Königlicher Anspruch

2011-02 tiepolo

„Es wird mein Bestreben sein, durch Verabreichung guter Ware meine verehrten Kunden in jeder Hinsicht zufrieden zu stellen.“ An dieser Maxime, die Metzgermeister Kaspar Faber 1898 aufgestellt hatte, hat sich bis heute bei „Faber Feinkost“ in Bad Kissingen nichts geändert.

Über 100 Jahre hat das Geschäft am Oberen Markt Bestand und wurde als königlich-bayerischer Hoflieferant selbst höchsten  monarchisch-kulinarischen
Ansprüchen gerecht. Die Metzgerei, die heute von Thomas Faber geführt wird, erweiterte die Familie Ende der 80er Jahre mit dem Cateringbetrieb und etablierte damit einen der ersten Partyservices in Mainfranken. Der Buchungsradius begrenzt sich auf den unterfränkischen  Raum, doch spielt Faber als Groß-caterer auf Messen und Kongressen  auch  bundesweit in der ersten Liga mit.

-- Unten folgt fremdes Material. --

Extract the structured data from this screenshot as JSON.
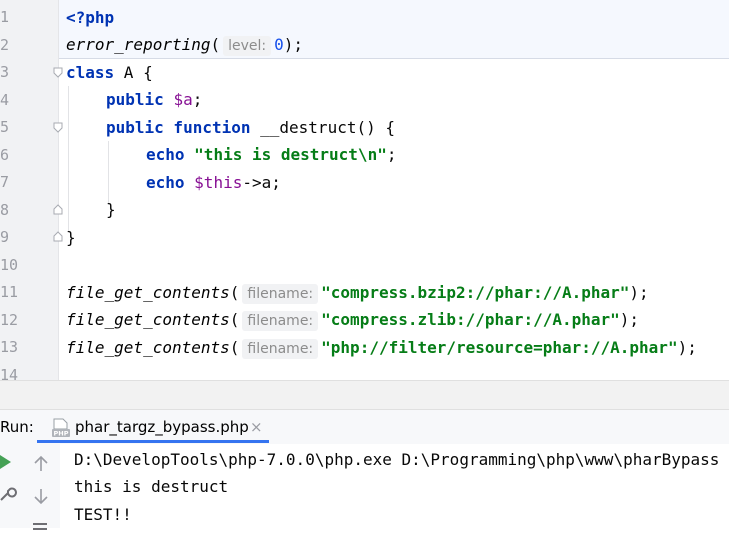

Der gelernte Koch Thomas Faber ging beim Münchner  Gastronomen und Cateringpionier Gerd Käfer in die Lehre, der seitdem Fabers Delikatessen bezieht. Zur Fußball-Weltmeisterschaft  2006 hatte Faber auf Anfrage von Käfer die VIP-Betreuung im Nürnberger Frankenstadion übernommen. Nach vier Wochen waren 160.000 Speisen über die Tresen gegangen. Die Augen des Vollblut-Caterers funkeln, als er sich an die stressgeladenen Wochen zurückerinnert. Faber verzichtet im Gespräch auf modische Branchenbegriffe wie Konzept, Individualisierung oder Nachhaltigkeit. Er spricht stattdessen über Integrität, Solidität und Verlässlichkeit.

Obgleich er einen Betrieb auf modernstem Stand leitet, orientiert sich Faber an dem aus der Tradition gewachsenen Wertesystem des Familienbetriebs. Ein
unschätzbarer Vorteil gegenüber jungen Konkurrenten, die in den letzten Jahren auf den Markt gedrängt sind. „Man muss sich heute mehr bewegen, um
am Ball zu bleiben.“ Bei der Herstellung und Qualitätssicherung der Speisen hat Faber alle Fäden selbst in der Hand. „Was wir selbst machen können, machen wir
auch selbst.“ Zuvorderst das Fleisch aus eigener Schlachtung. Damit schafft sich Faber einen weiteren Vorteil: Die permanent andauernde Produktion lässt auch
kurzfristige Buchungen zu. „Heute Abend bestellt, morgen früh geliefert, kein Problem“ – und das auf qualitativ höchstem Niveau. Aber das ist auch der Anspruch, den ehemalige königlich-bayerische Hoflieferanten traditionell an sich stellen: Produkte anzubieten, die auch heute noch die Gunst des Königs fänden.